This past summer, the Cruz campaign quietly uploaded more than a dozen hours of footage to YouTube. Presented in segments ranging anywhere from 24 minutes to more than an hour long, they contain unedited video from ad shoots for presidential campaign videos. What comes across is a bizarro campaign ad, full of awkward pauses, multiple takes, and uncomfortable hugs.
As CNN explains it, the footage exists because campaign regulations prohibit candidates from coordinating directly with their political action committees. That makes it difficult if a PAC wants to, for example, produce a television ad featuring footage of the candidate. The campaign can’t supply it.
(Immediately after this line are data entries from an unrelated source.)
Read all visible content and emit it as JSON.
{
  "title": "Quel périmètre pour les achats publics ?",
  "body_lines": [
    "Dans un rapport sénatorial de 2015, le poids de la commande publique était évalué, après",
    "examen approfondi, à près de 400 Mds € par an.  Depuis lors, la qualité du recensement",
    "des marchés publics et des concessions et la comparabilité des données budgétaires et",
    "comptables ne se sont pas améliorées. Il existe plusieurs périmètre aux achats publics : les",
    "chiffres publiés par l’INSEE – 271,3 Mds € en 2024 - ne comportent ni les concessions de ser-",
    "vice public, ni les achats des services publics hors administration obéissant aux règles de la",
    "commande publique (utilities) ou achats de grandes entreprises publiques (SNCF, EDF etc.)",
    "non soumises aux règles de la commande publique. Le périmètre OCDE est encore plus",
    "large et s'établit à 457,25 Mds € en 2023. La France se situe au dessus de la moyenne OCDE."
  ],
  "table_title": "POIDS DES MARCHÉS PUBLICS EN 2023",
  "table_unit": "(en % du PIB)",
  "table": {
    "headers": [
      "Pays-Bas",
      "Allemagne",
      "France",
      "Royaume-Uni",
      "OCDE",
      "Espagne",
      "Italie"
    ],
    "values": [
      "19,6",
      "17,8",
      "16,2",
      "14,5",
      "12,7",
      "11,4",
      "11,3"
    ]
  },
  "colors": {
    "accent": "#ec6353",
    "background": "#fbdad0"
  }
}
In order to provide PACs with footage, candidates will sometimes upload b-roll to public sites like YouTube, allowing the PACs to obtain footage for their own use. Last year, Iowa Democratic representative Bruce Braley uploaded three “ads” that featured nothing but stock footage of himself set to elevator music. Less than a month later, the liberal Senate Majority PAC had produced an ad using the footage.
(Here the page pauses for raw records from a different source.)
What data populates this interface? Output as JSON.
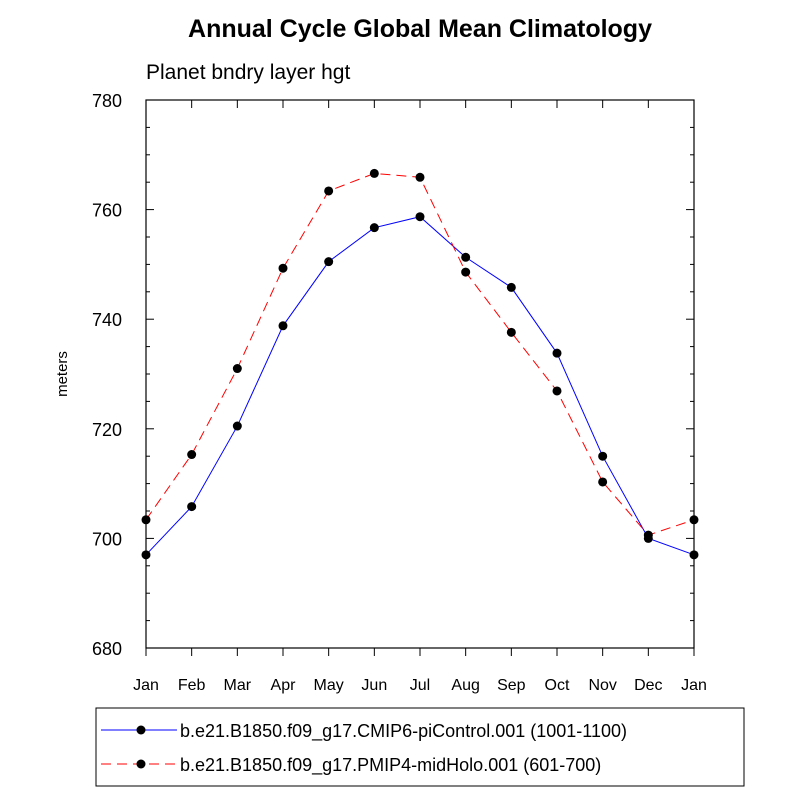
{
  "chart_data": {
    "type": "line",
    "title": "Annual Cycle Global Mean Climatology",
    "subtitle": "Planet bndry layer hgt",
    "xlabel": "",
    "ylabel": "meters",
    "ylim": [
      680,
      780
    ],
    "y_ticks": [
      680,
      700,
      720,
      740,
      760,
      780
    ],
    "y_tick_labels": [
      "680",
      "700",
      "720",
      "740",
      "760",
      "780"
    ],
    "categories": [
      "Jan",
      "Feb",
      "Mar",
      "Apr",
      "May",
      "Jun",
      "Jul",
      "Aug",
      "Sep",
      "Oct",
      "Nov",
      "Dec",
      "Jan"
    ],
    "grid": false,
    "legend_position": "bottom",
    "series": [
      {
        "name": "b.e21.B1850.f09_g17.CMIP6-piControl.001 (1001-1100)",
        "color": "#0000ff",
        "line_style": "solid",
        "marker": "filled-circle",
        "values": [
          697.0,
          705.8,
          720.5,
          738.8,
          750.5,
          756.7,
          758.7,
          751.3,
          745.8,
          733.8,
          715.0,
          700.0,
          697.0
        ]
      },
      {
        "name": "b.e21.B1850.f09_g17.PMIP4-midHolo.001 (601-700)",
        "color": "#ff0000",
        "line_style": "dashed",
        "marker": "filled-circle",
        "values": [
          703.4,
          715.3,
          731.0,
          749.3,
          763.4,
          766.6,
          765.9,
          748.6,
          737.6,
          726.9,
          710.3,
          700.6,
          703.4
        ]
      }
    ]
  }
}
So that’s why we have 15 hours of mostly boring, occasionally revealing footage of Ted Cruz and his extended family. It’s a lot of campaign sausage being made, but there are some moments of tension. The L.A. Times highlights this exchange between Cruz and his mother, Eleanor Darragh, hesitant to discuss certain aspects of their family life.
“That’s too personal, Ted,“ Darragh. ”I don’t want to tell that.”
“Well, I want to tell that, and you’re the best person to tell that,” Cruz, off-screen, replied.
“There are some very personal details that I don’t want to go into,” Darragh said.
“You don’t have to go into it,” Cruz said.
“Look at me,“ he tells her. ”I know it’s hard, Mom.”
“I’m not used to this at all,” she said.
The footage also includes “details about Cruz’s father’s alcoholism, his stepsister’s drug abuse, and Cruz’s gambling debts.”
It’s also why there’s six minutes of slo-mo b-roll of Cruz and his family sitting on a dock.